BP back in the black with $1.4 bn Q1 profit

03 May 2017

BP reported a profit of $1.4 billion (£1.1 billion) for the January-March quarter against a loss of $485 million (£377 million) a year earlier, on the back of higher price of Brent crude and measures taken to cut cost.

BP said its replacement cost profit - a key industry measure of profitability - was $1.4 billion (£1.08 billion), compared to a loss of $485 million in the same period a year ago.

Profit adjusted for one-time items and inventory changes rose to $1.51 billion from $532 million a year earlier.

In February, BP had reported an annual loss of $999 million for 2016.

While most oil firms have come under pressure after the cost of a barrel of Brent tumbled to less than a third over the last two years, BP had the additional burden of paying damages for the Gulf of Mexico oil spill in 2010.

Though oil prices have recovered to over $50, helped an agreement by oil-producing countries to curb production in the face of oversupply and weak demand, a recovery seemed still distant for BP.

"The oil price is always going to be a factor, but we are performing well," BP finance director Brian Gilvary said. He said improved earnings reflected a recovering oil price as well as a focus on cutting costs, which are down by $7 billion a year compared with 2014.

BP has been cutting thousands of jobs in the face of the tough market. But Gilvary said, "The environment is still uncertain," adding that much will depend on factors such as whether oil production cuts are extended and the level of US shale gas flowing into the market.

"Our year has started well. BP is focused on the disciplined delivery of our plans," chief executive Bob Dudley said.

BP said it paid $2.3 billion in charges related to the Deepwater Horizon blow-out in the Gulf of Mexico in the first quarter and that the claims related to it continues to weigh on the company, BP said it.

BP said it expected to make a total $4.5-$5.5 billion in damage payments during 2017.

It has set aside a total of $62.7 billion so far to cover costs since the disaster, adding a $161 million in charges during the first quarter.

Yet, BP hopes to recover losses with the start of seven production projects this year, the largest number in a single year in its history.

BP hopes to add 800,000 barrels per day of new production by the end of the decade.

Like BP, major rivals such as Exxon Mobile, Chevron and Total have posted stronger than expected quarterly earnings helped by higher oil prices.

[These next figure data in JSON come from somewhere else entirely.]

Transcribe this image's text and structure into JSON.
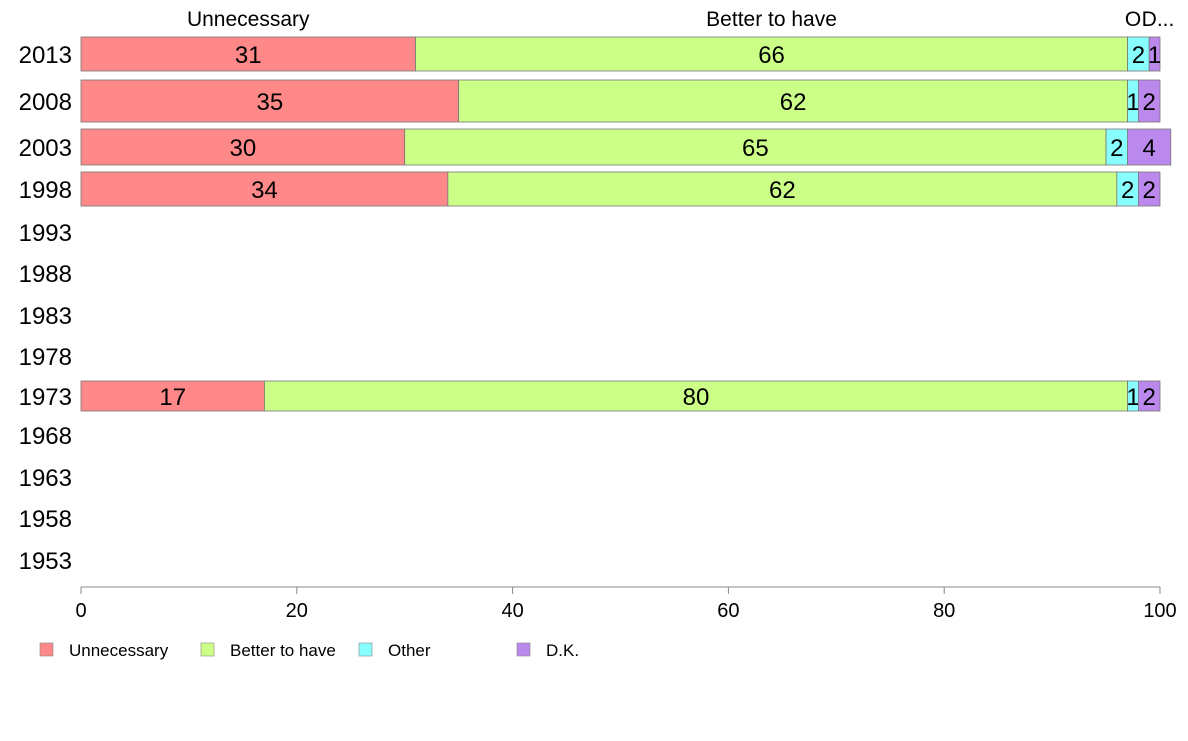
{
  "chart_data": {
    "type": "bar",
    "orientation": "horizontal",
    "stacked": true,
    "categories": [
      "2013",
      "2008",
      "2003",
      "1998",
      "1993",
      "1988",
      "1983",
      "1978",
      "1973",
      "1968",
      "1963",
      "1958",
      "1953"
    ],
    "series": [
      {
        "name": "Unnecessary",
        "color": "#ff8888",
        "values": [
          31,
          35,
          30,
          34,
          null,
          null,
          null,
          null,
          17,
          null,
          null,
          null,
          null
        ]
      },
      {
        "name": "Better to have",
        "color": "#ccff88",
        "values": [
          66,
          62,
          65,
          62,
          null,
          null,
          null,
          null,
          80,
          null,
          null,
          null,
          null
        ]
      },
      {
        "name": "Other",
        "color": "#88ffff",
        "values": [
          2,
          1,
          2,
          2,
          null,
          null,
          null,
          null,
          1,
          null,
          null,
          null,
          null
        ]
      },
      {
        "name": "D.K.",
        "color": "#bb88ee",
        "values": [
          1,
          2,
          4,
          2,
          null,
          null,
          null,
          null,
          2,
          null,
          null,
          null,
          null
        ]
      }
    ],
    "top_labels": [
      "Unnecessary",
      "Better to have",
      "O",
      "D..."
    ],
    "xlim": [
      0,
      100
    ],
    "xticks": [
      0,
      20,
      40,
      60,
      80,
      100
    ],
    "grid": false,
    "legend_position": "bottom-left"
  }
}
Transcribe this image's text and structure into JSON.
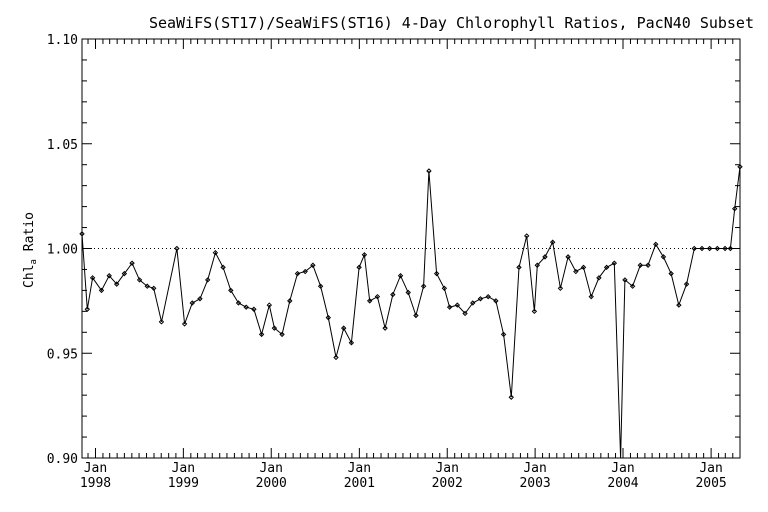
{
  "chart_data": {
    "type": "line",
    "title": "SeaWiFS(ST17)/SeaWiFS(ST16) 4-Day Chlorophyll Ratios, PacN40 Subset",
    "ylabel": "Chl",
    "ylabel_subscript": "a",
    "ylabel_suffix": " Ratio",
    "xlabel": "",
    "ylim": [
      0.9,
      1.1
    ],
    "xlim": [
      "1997-11-06",
      "2005-05-01"
    ],
    "yticks": [
      "0.90",
      "0.95",
      "1.00",
      "1.05",
      "1.10"
    ],
    "xticks": [
      {
        "top": "Jan",
        "bottom": "1998",
        "date": "1998-01-01"
      },
      {
        "top": "Jan",
        "bottom": "1999",
        "date": "1999-01-01"
      },
      {
        "top": "Jan",
        "bottom": "2000",
        "date": "2000-01-01"
      },
      {
        "top": "Jan",
        "bottom": "2001",
        "date": "2001-01-01"
      },
      {
        "top": "Jan",
        "bottom": "2002",
        "date": "2002-01-01"
      },
      {
        "top": "Jan",
        "bottom": "2003",
        "date": "2003-01-01"
      },
      {
        "top": "Jan",
        "bottom": "2004",
        "date": "2004-01-01"
      },
      {
        "top": "Jan",
        "bottom": "2005",
        "date": "2005-01-01"
      }
    ],
    "reference_line": {
      "y": 1.0,
      "style": "dotted"
    },
    "grid": false,
    "series": [
      {
        "points": [
          [
            "1997-11-06",
            1.007
          ],
          [
            "1997-11-28",
            0.971
          ],
          [
            "1997-12-20",
            0.986
          ],
          [
            "1998-01-26",
            0.98
          ],
          [
            "1998-02-27",
            0.987
          ],
          [
            "1998-03-30",
            0.983
          ],
          [
            "1998-05-01",
            0.988
          ],
          [
            "1998-06-02",
            0.993
          ],
          [
            "1998-07-03",
            0.985
          ],
          [
            "1998-08-04",
            0.982
          ],
          [
            "1998-08-31",
            0.981
          ],
          [
            "1998-10-02",
            0.965
          ],
          [
            "1998-12-05",
            1.0
          ],
          [
            "1999-01-06",
            0.964
          ],
          [
            "1999-02-07",
            0.974
          ],
          [
            "1999-03-11",
            0.976
          ],
          [
            "1999-04-12",
            0.985
          ],
          [
            "1999-05-14",
            0.998
          ],
          [
            "1999-06-15",
            0.991
          ],
          [
            "1999-07-17",
            0.98
          ],
          [
            "1999-08-18",
            0.974
          ],
          [
            "1999-09-19",
            0.972
          ],
          [
            "1999-10-21",
            0.971
          ],
          [
            "1999-11-22",
            0.959
          ],
          [
            "1999-12-24",
            0.973
          ],
          [
            "2000-01-14",
            0.962
          ],
          [
            "2000-02-15",
            0.959
          ],
          [
            "2000-03-18",
            0.975
          ],
          [
            "2000-04-19",
            0.988
          ],
          [
            "2000-05-21",
            0.989
          ],
          [
            "2000-06-22",
            0.992
          ],
          [
            "2000-07-24",
            0.982
          ],
          [
            "2000-08-25",
            0.967
          ],
          [
            "2000-09-26",
            0.948
          ],
          [
            "2000-10-28",
            0.962
          ],
          [
            "2000-11-29",
            0.955
          ],
          [
            "2000-12-31",
            0.991
          ],
          [
            "2001-01-22",
            0.997
          ],
          [
            "2001-02-13",
            0.975
          ],
          [
            "2001-03-17",
            0.977
          ],
          [
            "2001-04-18",
            0.962
          ],
          [
            "2001-05-20",
            0.978
          ],
          [
            "2001-06-21",
            0.987
          ],
          [
            "2001-07-23",
            0.979
          ],
          [
            "2001-08-24",
            0.968
          ],
          [
            "2001-09-25",
            0.982
          ],
          [
            "2001-10-17",
            1.037
          ],
          [
            "2001-11-18",
            0.988
          ],
          [
            "2001-12-20",
            0.981
          ],
          [
            "2002-01-11",
            0.972
          ],
          [
            "2002-02-12",
            0.973
          ],
          [
            "2002-03-16",
            0.969
          ],
          [
            "2002-04-17",
            0.974
          ],
          [
            "2002-05-19",
            0.976
          ],
          [
            "2002-06-20",
            0.977
          ],
          [
            "2002-07-22",
            0.975
          ],
          [
            "2002-08-23",
            0.959
          ],
          [
            "2002-09-24",
            0.929
          ],
          [
            "2002-10-26",
            0.991
          ],
          [
            "2002-11-27",
            1.006
          ],
          [
            "2002-12-29",
            0.97
          ],
          [
            "2003-01-10",
            0.992
          ],
          [
            "2003-02-11",
            0.996
          ],
          [
            "2003-03-15",
            1.003
          ],
          [
            "2003-04-16",
            0.981
          ],
          [
            "2003-05-18",
            0.996
          ],
          [
            "2003-06-19",
            0.989
          ],
          [
            "2003-07-21",
            0.991
          ],
          [
            "2003-08-22",
            0.977
          ],
          [
            "2003-09-23",
            0.986
          ],
          [
            "2003-10-25",
            0.991
          ],
          [
            "2003-11-26",
            0.993
          ],
          [
            "2003-12-22",
            0.895
          ],
          [
            "2004-01-09",
            0.985
          ],
          [
            "2004-02-10",
            0.982
          ],
          [
            "2004-03-13",
            0.992
          ],
          [
            "2004-04-14",
            0.992
          ],
          [
            "2004-05-16",
            1.002
          ],
          [
            "2004-06-17",
            0.996
          ],
          [
            "2004-07-19",
            0.988
          ],
          [
            "2004-08-20",
            0.973
          ],
          [
            "2004-09-21",
            0.983
          ],
          [
            "2004-10-23",
            1.0
          ],
          [
            "2004-11-24",
            1.0
          ],
          [
            "2004-12-26",
            1.0
          ],
          [
            "2005-01-27",
            1.0
          ],
          [
            "2005-02-28",
            1.0
          ],
          [
            "2005-03-22",
            1.0
          ],
          [
            "2005-04-09",
            1.019
          ],
          [
            "2005-05-01",
            1.039
          ]
        ]
      }
    ]
  }
}
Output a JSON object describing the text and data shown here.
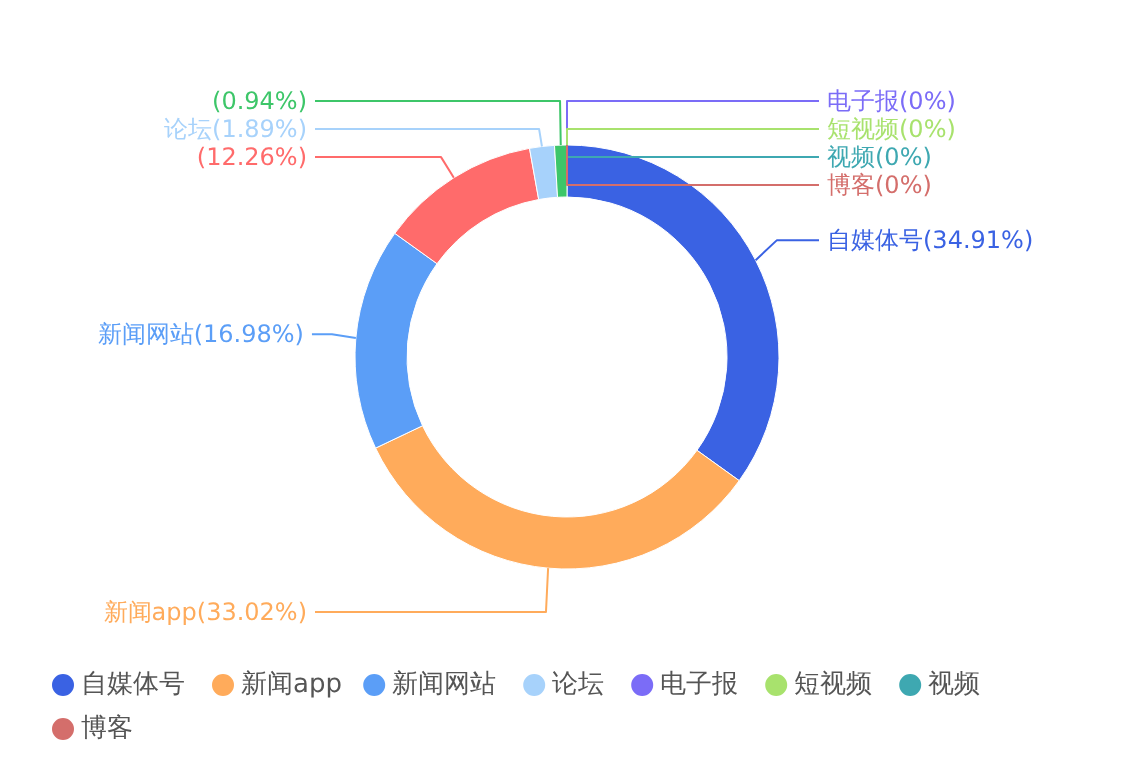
{
  "chart_data": {
    "type": "donut",
    "categories": [
      "自媒体号",
      "新闻app",
      "新闻网站",
      null,
      "论坛",
      null,
      "电子报",
      "短视频",
      "视频",
      "博客"
    ],
    "values": [
      34.91,
      33.02,
      16.98,
      12.26,
      1.89,
      0.94,
      0,
      0,
      0,
      0
    ],
    "colors": [
      "#3a62e3",
      "#ffab5b",
      "#5b9ef7",
      "#ff6b6b",
      "#a7d2fb",
      "#3dc669",
      "#7b6cf7",
      "#a8e26d",
      "#3ea8b1",
      "#d46e6b"
    ],
    "value_labels": [
      "自媒体号(34.91%)",
      "新闻app(33.02%)",
      "新闻网站(16.98%)",
      "(12.26%)",
      "论坛(1.89%)",
      "(0.94%)",
      "电子报(0%)",
      "短视频(0%)",
      "视频(0%)",
      "博客(0%)"
    ],
    "legend": "bottom"
  }
}
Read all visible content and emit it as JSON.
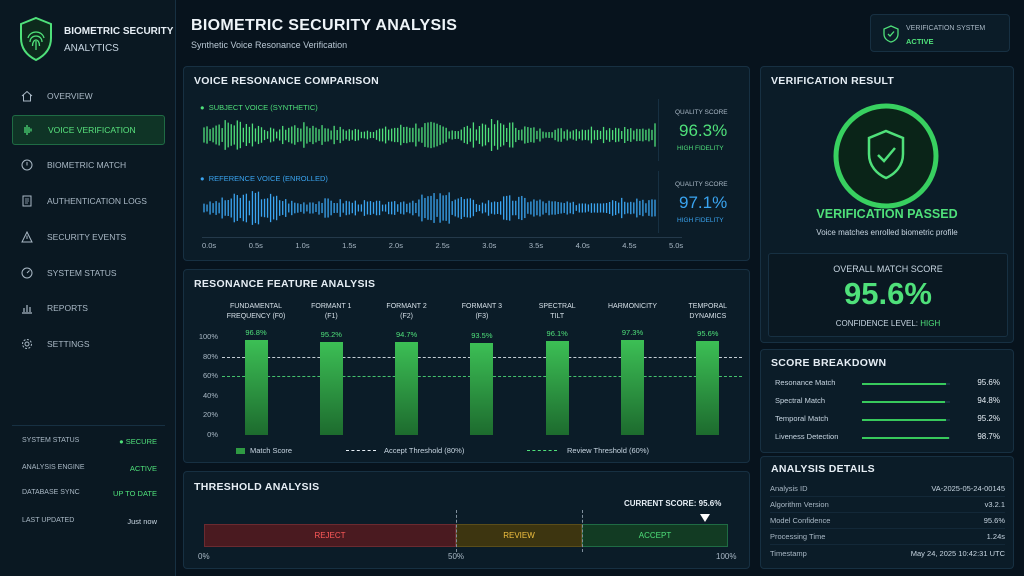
{
  "brand": {
    "line1": "BIOMETRIC SECURITY",
    "line2": "ANALYTICS"
  },
  "nav": [
    {
      "label": "OVERVIEW",
      "icon": "home-icon"
    },
    {
      "label": "VOICE VERIFICATION",
      "icon": "waveform-icon"
    },
    {
      "label": "BIOMETRIC MATCH",
      "icon": "fingerprint-icon"
    },
    {
      "label": "AUTHENTICATION LOGS",
      "icon": "document-icon"
    },
    {
      "label": "SECURITY EVENTS",
      "icon": "alert-icon"
    },
    {
      "label": "SYSTEM STATUS",
      "icon": "gauge-icon"
    },
    {
      "label": "REPORTS",
      "icon": "chart-icon"
    },
    {
      "label": "SETTINGS",
      "icon": "gear-icon"
    }
  ],
  "system": {
    "status_label": "SYSTEM STATUS",
    "status_value": "SECURE",
    "engine_label": "ANALYSIS ENGINE",
    "engine_value": "ACTIVE",
    "db_label": "DATABASE SYNC",
    "db_value": "UP TO DATE",
    "updated_label": "LAST UPDATED",
    "updated_value": "Just now"
  },
  "header": {
    "title": "BIOMETRIC SECURITY ANALYSIS",
    "subtitle": "Synthetic Voice Resonance Verification"
  },
  "verification_system": {
    "label": "VERIFICATION SYSTEM",
    "value": "ACTIVE"
  },
  "voice": {
    "title": "VOICE RESONANCE COMPARISON",
    "subject_label": "SUBJECT VOICE (SYNTHETIC)",
    "reference_label": "REFERENCE VOICE (ENROLLED)",
    "subject_quality": {
      "label": "QUALITY SCORE",
      "value": "96.3%",
      "note": "HIGH FIDELITY"
    },
    "reference_quality": {
      "label": "QUALITY SCORE",
      "value": "97.1%",
      "note": "HIGH FIDELITY"
    },
    "time_ticks": [
      "0.0s",
      "0.5s",
      "1.0s",
      "1.5s",
      "2.0s",
      "2.5s",
      "3.0s",
      "3.5s",
      "4.0s",
      "4.5s",
      "5.0s"
    ]
  },
  "resonance": {
    "title": "RESONANCE FEATURE ANALYSIS",
    "features": [
      {
        "line1": "FUNDAMENTAL",
        "line2": "FREQUENCY (F0)"
      },
      {
        "line1": "FORMANT 1",
        "line2": "(F1)"
      },
      {
        "line1": "FORMANT 2",
        "line2": "(F2)"
      },
      {
        "line1": "FORMANT 3",
        "line2": "(F3)"
      },
      {
        "line1": "SPECTRAL",
        "line2": "TILT"
      },
      {
        "line1": "HARMONICITY",
        "line2": ""
      },
      {
        "line1": "TEMPORAL",
        "line2": "DYNAMICS"
      }
    ],
    "legend": {
      "match": "Match Score",
      "accept": "Accept Threshold (80%)",
      "review": "Review Threshold (60%)"
    }
  },
  "chart_data": {
    "type": "bar",
    "categories": [
      "FUNDAMENTAL FREQUENCY (F0)",
      "FORMANT 1 (F1)",
      "FORMANT 2 (F2)",
      "FORMANT 3 (F3)",
      "SPECTRAL TILT",
      "HARMONICITY",
      "TEMPORAL DYNAMICS"
    ],
    "values": [
      96.8,
      95.2,
      94.7,
      93.5,
      96.1,
      97.3,
      95.6
    ],
    "value_labels": [
      "96.8%",
      "95.2%",
      "94.7%",
      "93.5%",
      "96.1%",
      "97.3%",
      "95.6%"
    ],
    "yticks": [
      "100%",
      "80%",
      "60%",
      "40%",
      "20%",
      "0%"
    ],
    "ylim": [
      0,
      100
    ],
    "accept_threshold": 80,
    "review_threshold": 60,
    "bar_color": "#2f9a43"
  },
  "threshold": {
    "title": "THRESHOLD ANALYSIS",
    "current_label": "CURRENT SCORE: 95.6%",
    "current_value": 95.6,
    "zones": [
      "REJECT",
      "REVIEW",
      "ACCEPT"
    ],
    "ticks": [
      "0%",
      "50%",
      "100%"
    ]
  },
  "result": {
    "title": "VERIFICATION RESULT",
    "status": "VERIFICATION PASSED",
    "desc": "Voice matches enrolled biometric profile",
    "overall_label": "OVERALL MATCH SCORE",
    "overall_value": "95.6%",
    "confidence_label": "CONFIDENCE LEVEL:",
    "confidence_value": "HIGH"
  },
  "breakdown": {
    "title": "SCORE BREAKDOWN",
    "rows": [
      {
        "label": "Resonance Match",
        "value": "95.6%",
        "level": 0.956
      },
      {
        "label": "Spectral Match",
        "value": "94.8%",
        "level": 0.948
      },
      {
        "label": "Temporal Match",
        "value": "95.2%",
        "level": 0.952
      },
      {
        "label": "Liveness Detection",
        "value": "98.7%",
        "level": 0.987
      }
    ]
  },
  "details": {
    "title": "ANALYSIS DETAILS",
    "rows": [
      {
        "label": "Analysis ID",
        "value": "VA-2025-05-24-00145"
      },
      {
        "label": "Algorithm Version",
        "value": "v3.2.1"
      },
      {
        "label": "Model Confidence",
        "value": "95.6%"
      },
      {
        "label": "Processing Time",
        "value": "1.24s"
      },
      {
        "label": "Timestamp",
        "value": "May 24, 2025 10:42:31 UTC"
      }
    ]
  },
  "colors": {
    "accent": "#4fe07a",
    "blue": "#3aa4f0",
    "reject": "#6b1f26",
    "review": "#5a4a12",
    "accept": "#14502b"
  }
}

The price of European benchmark Brent crude averaged $54.61 a barrel in the first quarter, 55 per cent more than a year earlier and the highest in more than two years. Prices are down 9.6 percent this year as global supplies remain high despite production cuts.

BP's shares have fallen 13 per cent in London this year, with Shell's B shares also falling by an equal percentage. Total share has declined 3.2 per cent. BP rose 44 per cent last year, the first annual gain in three years.